Department of Biological Sciences, Carnegie Mellon University, Pittsburgh, Pennsylvania, United States of America.
PLoS One. 2011;6(11):e27672. doi: 10.1371/journal.pone.0027672. Epub 2011 Nov 16.
Current cell culture practices are dependent upon human operators and remain laborious and highly subjective, resulting in large variations and inconsistent outcomes, especially when using visual assessments of cell confluency to determine the appropriate time to subculture cells. Although efforts to automate cell culture with robotic systems are underway, the majority of such systems still require human intervention to determine when to subculture. Thus, it is necessary to accurately and objectively determine the appropriate time for cell passaging. Optimal stem cell culturing that maintains cell pluripotency while maximizing cell yields will be especially important for efficient, cost-effective stem cell-based therapies. Toward this goal we developed a real-time computer vision-based system that monitors the degree of cell confluency with a precision of 0.791±0.031 and recall of 0.559±0.043. The system consists of an automated phase-contrast time-lapse microscope and a server. Multiple dishes are sequentially imaged and the data is uploaded to the server that performs computer vision processing, predicts when cells will exceed a pre-defined threshold for optimal cell confluency, and provides a Web-based interface for remote cell culture monitoring. Human operators are also notified via text messaging and e-mail 4 hours prior to reaching this threshold and immediately upon reaching this threshold. This system was successfully used to direct the expansion of a paradigm stem cell population, C2C12 cells. Computer-directed and human-directed control subcultures required 3 serial cultures to achieve the theoretical target cell yield of 50 million C2C12 cells and showed no difference for myogenic and osteogenic differentiation. This automated vision-based system has potential as a tool toward adaptive real-time control of subculturing, cell culture optimization and quality assurance/quality control, and it could be integrated with current and developing robotic cell cultures systems to achieve complete automation.

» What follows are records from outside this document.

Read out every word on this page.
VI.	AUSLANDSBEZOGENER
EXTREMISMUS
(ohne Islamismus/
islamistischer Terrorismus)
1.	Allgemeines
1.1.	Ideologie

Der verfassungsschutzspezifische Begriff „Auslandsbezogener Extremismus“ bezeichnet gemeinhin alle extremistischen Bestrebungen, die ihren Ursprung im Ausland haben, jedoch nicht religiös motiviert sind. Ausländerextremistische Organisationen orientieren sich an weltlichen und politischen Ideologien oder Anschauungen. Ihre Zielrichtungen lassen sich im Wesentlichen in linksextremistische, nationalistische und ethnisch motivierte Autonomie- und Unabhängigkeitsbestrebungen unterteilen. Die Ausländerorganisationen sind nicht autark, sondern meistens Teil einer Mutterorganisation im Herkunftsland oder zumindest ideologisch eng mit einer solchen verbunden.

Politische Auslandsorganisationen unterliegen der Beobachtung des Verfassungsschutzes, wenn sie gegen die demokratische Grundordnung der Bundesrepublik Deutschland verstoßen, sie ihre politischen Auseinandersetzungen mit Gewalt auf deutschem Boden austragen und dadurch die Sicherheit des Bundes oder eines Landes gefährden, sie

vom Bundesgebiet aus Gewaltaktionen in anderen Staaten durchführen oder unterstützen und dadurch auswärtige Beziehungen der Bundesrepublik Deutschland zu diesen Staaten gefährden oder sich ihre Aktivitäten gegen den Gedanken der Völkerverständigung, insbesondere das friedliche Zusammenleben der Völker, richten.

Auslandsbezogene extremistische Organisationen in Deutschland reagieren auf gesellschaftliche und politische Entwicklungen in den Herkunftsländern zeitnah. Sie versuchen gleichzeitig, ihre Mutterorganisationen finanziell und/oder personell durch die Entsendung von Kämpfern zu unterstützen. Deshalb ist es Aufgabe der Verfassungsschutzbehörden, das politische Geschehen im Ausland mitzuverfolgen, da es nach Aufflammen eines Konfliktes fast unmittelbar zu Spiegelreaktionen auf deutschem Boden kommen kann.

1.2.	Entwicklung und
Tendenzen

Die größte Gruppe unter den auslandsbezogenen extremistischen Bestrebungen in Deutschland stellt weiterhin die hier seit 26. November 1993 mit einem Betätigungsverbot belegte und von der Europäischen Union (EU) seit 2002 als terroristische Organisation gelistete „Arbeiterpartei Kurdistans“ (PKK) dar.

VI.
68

目前的细胞培养实践依赖于人工操作,仍然繁琐且高度主观,导致结果差异较大且不一致,尤其是在使用细胞融合度的视觉评估来确定合适的细胞传代时间时。尽管正在努力通过机器人系统实现细胞培养自动化,但大多数此类系统仍需要人工干预来确定何时进行细胞传代。因此,有必要准确、客观地确定细胞传代的合适时间。优化干细胞培养,在最大限度提高细胞产量的同时保持细胞多能性,对于高效、具有成本效益的基于干细胞的治疗方法将尤为重要。为此,我们开发了一种基于实时计算机视觉的系统,该系统可以以 0.791±0.031 的精度和 0.559±0.043 的召回率监测细胞融合度。该系统由自动相差时相差显微镜和服务器组成。多个培养皿依次成像,并将数据上传到服务器,服务器执行计算机视觉处理,预测细胞何时会超过最佳细胞融合度的预定义阈值,并提供基于 Web 的远程细胞培养监测界面。在达到此阈值之前 4 小时和达到此阈值时,系统还会通过短信和电子邮件通知人工操作员。该系统成功用于指导范式干细胞群 C2C12 细胞的扩增。计算机指导和人工指导的对照传代需要 3 个连续培养才能达到 5000 万 C2C12 细胞的理论目标细胞产量,并且在成肌和成骨分化方面没有差异。这种基于自动化视觉的系统具有作为自适应实时传代控制、细胞培养优化和质量保证/质量控制工具的潜力,并且可以与当前和正在开发的机器人细胞培养系统集成,以实现完全自动化。